As odd as it sounds, I've always wanted to see this film despite never really knowing quite what it was about. I've always thought that it looked interesting, but I never expected it to be quite as good as it turned out to be. What's Eating Gilbert Grape? is technically a touching drama, but I almost prefer to think of it as simply a slice of life film. It's one of those movies which has a lot going on to keep you interested, but isn't necessarily headed toward any particular conclusion that you could see coming. Does that make any sense? The story revolves around a young man named Gilbert Grape (duh) played by Johnny Depp who lives with his two sisters, mentally disabled brother (Leonardo DiCaprio), and extremely obese mother, essentially taking up the role of the man of the house in the absence of their deceased father. When a woman and her daughter (Juliette Lewis) are stranded in the area after their camper breaks down, Gilbert makes his first attempt in years to live a life away from his family with the new girl, but finds that his responsibilities and his personal desires clash a bit more violently than he may have expected. It's really hard to describe what it is about this movie that's so compelling, but suffice to say that within the seemingly unspectacular series of events over the course of the film lies a lot of emotion which I wasn't expecting. Though I may not have the correct words to explain why, I highly recommend What's Eating Gilbert Grape? to audiences of all interests.
Mr.
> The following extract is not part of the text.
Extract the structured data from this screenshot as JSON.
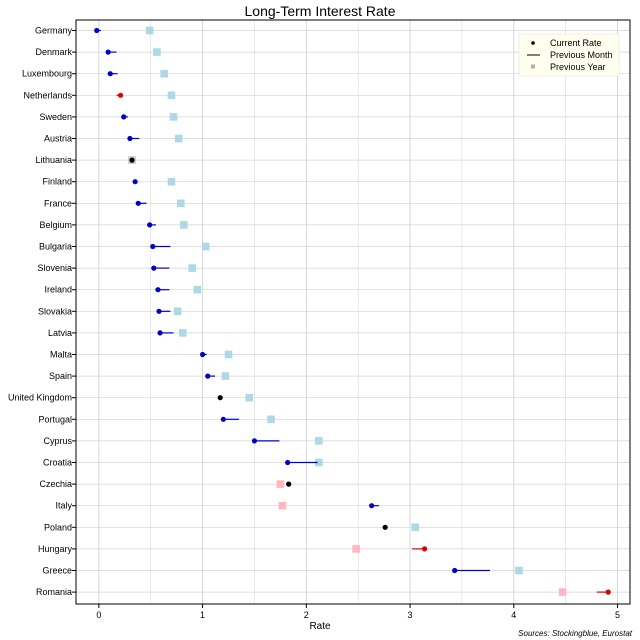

Nice Guy
After obtaining video footage of a drug bust gone bad, a female reporter is on the run from some unsavory individuals. Fortunately for her, she runs into a famous Chinese chef played by Jackie Chan. Chan's character, despite being a kindly cook, always wanted to be a police officer and as such knows his way around a fight scene. Yet another ridiculous set-up for Jackie Chan to kick some ass and take some poorly pronounced names doesn't necessarily sound like much, but as I always say, if Jackie Chan is involved that's reason enough alone to give a movie a shot. Not the best and not the worst Chan movie around, Mr. Nice Guy is simply a fun flick to sit back and watch when you've got nothing better to do and feel like seeing some people getting the crap beaten out of them (and hey, who doesn't like to do that from time to time?). The highlight of this particular action-fest is a fight scene which takes place in a construction site and involves Jackie actually interacting with, and nearly having his limbs chopped off by, actual power tools such as circular saws.
The Cheyenne Social Club
After discovering via a letter that his brother has died, John (Jimmy Stewart) and his fellow cowboy Harley (Henry Fonda) head to the town of Cheyenne to take over the business which he's left them. Assuming based on the name "The Cheyenne Social Club" that the business is a saloon of some sort, John is understandably surprised to discover that the club is in fact a brothel. Taking offense to the idea of running such an establishment, John decides to convert the business into a hotel, which doesn't sit well with the members of the town, many of whom are regular customers of the Club. As you can surely imagine, this film being a western, there are a few bar fights and a shootout or two along the way, but The Cheyenne Social Club is primarily about the humor of the situation John and Harley find themselves in. While I tend to prefer a straight up spaghetti western to a comedic one, every now and then a good film like this one or Butch Cassidy and the Sundance Kid is just what the doctor ordered. Likable characters and some raunchy (for it's time) humor make The Cheyenne Social Club simply a fun time in front of your home entertainment system. Not to mention, the duo of Stewart and Fonda is not to be missed.